India’s Trade Dilemma and the China-Plus-One Strategy
- Many Asian countries are successfully using the China-plus-one strategy to reduce dependence on China. This approach has become popular due to the COVID-19 pandemic, the U.S.-China trade war, rising labor costs in China, and other geopolitical tensions.
- India has not fully capitalized on this strategy. Despite some production gains, India has struggled to achieve the same domestic value-added growth as its Asian peers.
- NITI Aayog CEO B.V.R. Subrahmanyam highlighted the benefits of India joining large multilateral trade agreements, like RCEP and CPTPP, to better integrate into the global economy.
- The MSME sector, responsible for 40% of exports, could gain significantly from joining these trade alliances.
Challenges with Trade Agreements and Protectionism
- Commerce and Industry Minister Piyush Goyal warned that joining RCEP could lead to a flood of Chinese goods in Indian markets, worsening India's trade deficit.
- The trade deficit with China grew at a 42.85% compounded annual rate between 2004 and 2014, affecting domestic manufacturing.
- As Western nations like the U.S. and EU adopt protectionist policies to reduce imports from China, India faces additional challenges.
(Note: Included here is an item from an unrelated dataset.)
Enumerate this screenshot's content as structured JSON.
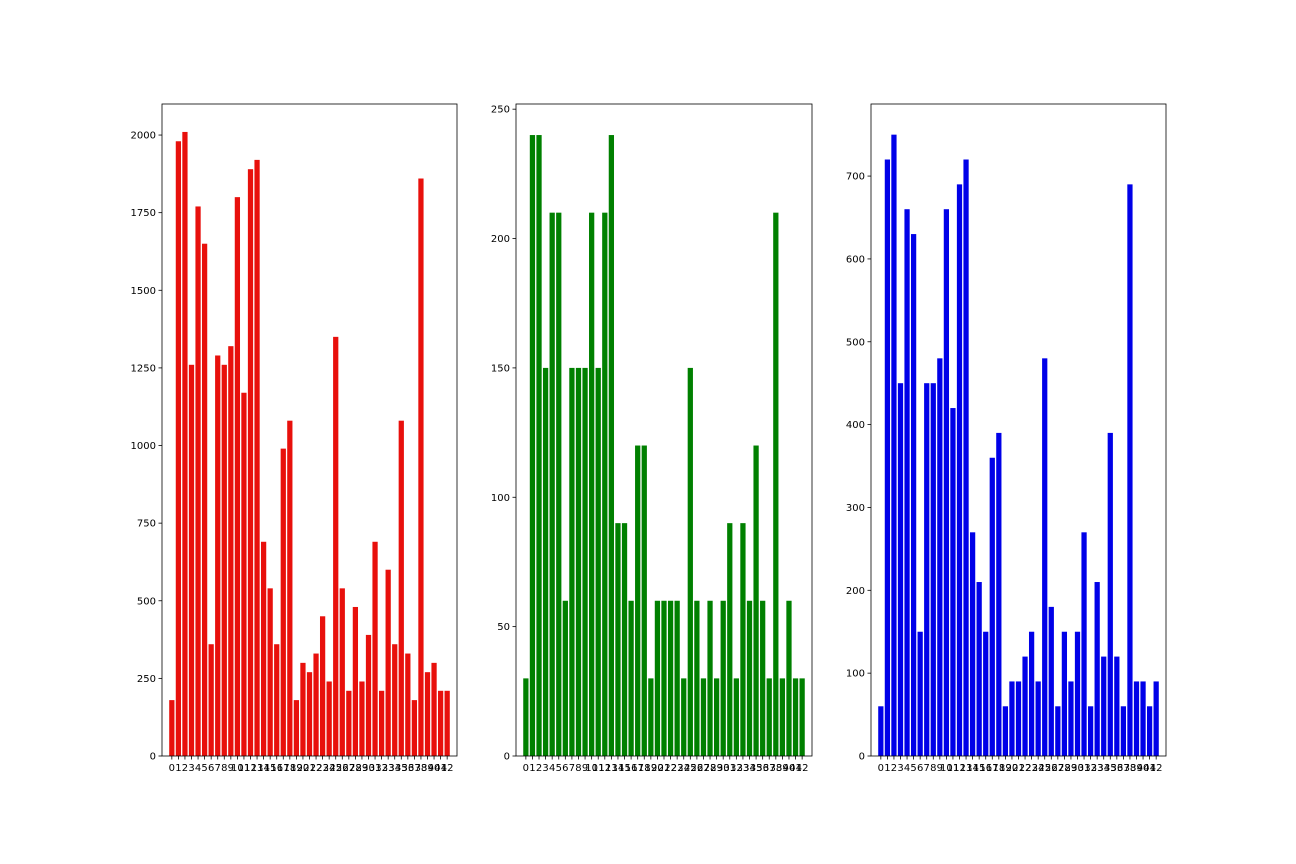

For example:
- The U.S. has pledged to raise tariffs on Chinese goods.
- The EU has imposed tariffs on Chinese electric vehicles and solar equipment.
- NITI Aayog CEO Subrahmanyam suggests that lowering tariffs could help improve India's private sector capacity utilization (currently at 70%) and attract more investment.
India’s Missed Opportunities and Limited Gains
- According to an Oxford Economics report, India has lagged behind other Asian countries in capturing U.S. import demand that has shifted away from China, particularly in high-growth sectors.
- Although India's share in U.S. electronics imports grew from 0.2% in 2017 to 2.1% in 2023, competitors like Vietnam, Taiwan, and Malaysia maintain substantially higher shares.
Attracting Chinese FDI – Pros and Cons
- Chinese companies have increased overseas investments amid rising Western protectionism. However, India has seen limited Chinese investment due to border tensions, with China’s share of investment to India falling from 2.6% in 2019 to 1% in 2021.
- While Chinese investment might boost short-term trade, experts warn it could lead to supply chain vulnerabilities and impact India’s strategic independence.
- There are concerns that Chinese firms may prioritize their own supply chains and limit opportunities for local Indian industries.
Impact of Trump’s Return on India’s Trade
- Donald Trump’s re-election may increase risks of U.S. tariffs on Indian goods. During his previous term, Trump removed duty-free benefits for India under the GSP program, affecting $5.7 billion in exports.
- Trump’s tariff policies could target key Indian sectors like textiles, automobiles, pharmaceuticals, and wines, reducing India’s competitiveness in the U.S. market.
- However, as the U.S. tightens its stance against China, new opportunities may arise for Indian exporters to fill gaps left by reduced Chinese imports.